BGP flaps often occur due to packet loss along the path between underlying GRE endpoints. Gathering the right data will help to identify where this loss is occurring.
- This article will show you the data you can gather to help identify the cause of BGP flaps
- After reading, you will be able to identify the most likely source of BGP flaps while they are happening
- Note: Short BGP flaps are very common and not necessarily an indication of a traffic impacting event. Review: What Is BGP Flapping?
- Silverline DDoS
- GRE Tunnels
1. First, identify if the issue can be found in local configurations and BGP logs
- cisco: https://www.cisco.com/c/en/us/support/docs/ip/border-gateway-protocol-bgp/22166-bgp-trouble-main.html
- juniper: https://www.juniper.net/documentation/en_US/junos/topics/topic-map/troubleshooting-bgp-sessions.html#id-checklist-for-verifying-the-bgp-protocol-and-peers
If the reason for the flapped sessions is unclear after this point, continue to 2.

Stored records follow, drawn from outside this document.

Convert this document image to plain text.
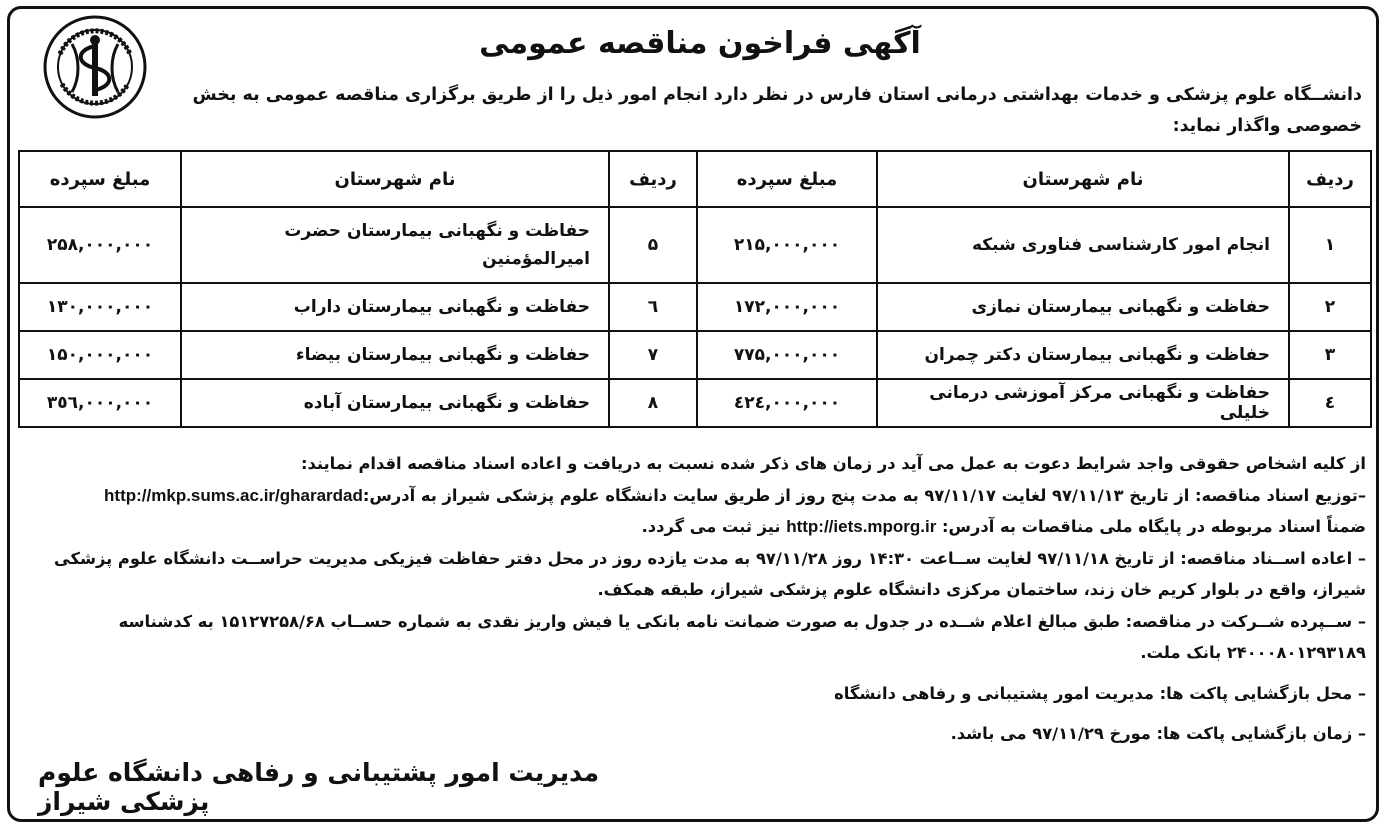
آگهی فراخون مناقصه عمومی
دانشــگاه علوم پزشکی و خدمات بهداشتی درمانی استان فارس در نظر دارد انجام امور ذیل را از طریق برگزاری مناقصه عمومی به بخش خصوصی واگذار نماید:
ردیف	نام شهرستان	مبلغ سپرده	ردیف	نام شهرستان	مبلغ سپرده
۱	انجام امور کارشناسی فناوری شبکه	۲۱۵,۰۰۰,۰۰۰	۵	حفاظت و نگهبانی بیمارستان حضرت امیرالمؤمنین	۲۵۸,۰۰۰,۰۰۰
۲	حفاظت و نگهبانی بیمارستان نمازی	۱۷۲,۰۰۰,۰۰۰	٦	حفاظت و نگهبانی بیمارستان داراب	۱۳۰,۰۰۰,۰۰۰
۳	حفاظت و نگهبانی بیمارستان دکتر چمران	۷۷۵,۰۰۰,۰۰۰	۷	حفاظت و نگهبانی بیمارستان بیضاء	۱۵۰,۰۰۰,۰۰۰
٤	حفاظت و نگهبانی مرکز آموزشی درمانی خلیلی	٤۲٤,۰۰۰,۰۰۰	۸	حفاظت و نگهبانی بیمارستان آباده	۳٥٦,۰۰۰,۰۰۰

از کلیه اشخاص حقوقی واجد شرایط دعوت به عمل می آید در زمان های ذکر شده نسبت به دریافت و اعاده اسناد مناقصه اقدام نمایند:

–توزیع اسناد مناقصه: از تاریخ ۹۷/۱۱/۱۳ لغایت ۹۷/۱۱/۱۷ به مدت پنج روز از طریق سایت دانشگاه علوم پزشکی شیراز به آدرس:http://mkp.sums.ac.ir/gharardad

ضمناً اسناد مربوطه در پایگاه ملی مناقصات به آدرس: http://iets.mporg.ir نیز ثبت می گردد.

– اعاده اســناد مناقصه: از تاریخ ۹۷/۱۱/۱۸ لغایت ســاعت ۱۴:۳۰ روز ۹۷/۱۱/۲۸ به مدت یازده روز در محل دفتر حفاظت فیزیکی مدیریت حراســت دانشگاه علوم پزشکی شیراز، واقع در بلوار کریم خان زند، ساختمان مرکزی دانشگاه علوم پزشکی شیراز، طبقه همکف.

– ســپرده شــرکت در مناقصه: طبق مبالغ اعلام شــده در جدول به صورت ضمانت نامه بانکی یا فیش واریز نقدی به شماره حســاب ۱۵۱۲۷۲۵۸/۶۸ به کدشناسه ۲۴۰۰۰۸۰۱۲۹۳۱۸۹ بانک ملت.

– محل بازگشایی پاکت ها: مدیریت امور پشتیبانی و رفاهی دانشگاه

– زمان بازگشایی پاکت ها: مورخ ۹۷/۱۱/۲۹ می باشد.

مدیریت امور پشتیبانی و رفاهی دانشگاه علوم پزشکی شیراز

2. Then, gather path health data for submitting to Silverline SOC
- While the session is flapping, take traceroute from your local GRE endpoint to the Silverline GRE endpoint that the BGP session resides on.
- How To Take Traceroutes
- To find the remote Silverline GRE endpoint, you can check on your router or in Portal under
Config > Routed Configuration > GRE Tunnel Management > Deployed
- While the session is flapping, run a ping from your local GRE endpoint to the Silverline GRE endpoint that the BGP session resides on.
- Identifying if the flapped BGP sessions share a common endpoint can quickly point to an area of focus
- In a scenario where flapped BGP sessions share a single GRE endpoint locally, but terminate at two different Silverline regions, the issue is more likely to reside at the common endpoint or the upstream carrier
- In a scenario where flapped BGP sessions are on multiple local endpoints over different carriers and/or regions and share a common Silverline scrubbing center, the issue is more likely to reside at Silverline or a Silverline production carrier
- Traceroute data can then be used to continue this investigation path
- The most useful data is captured in the moment.
- Traceroutes help to show an issue along the path while it is ongoing. Once the BGP sessions re-establish, any impacting packet loss on the path will likely have recovered.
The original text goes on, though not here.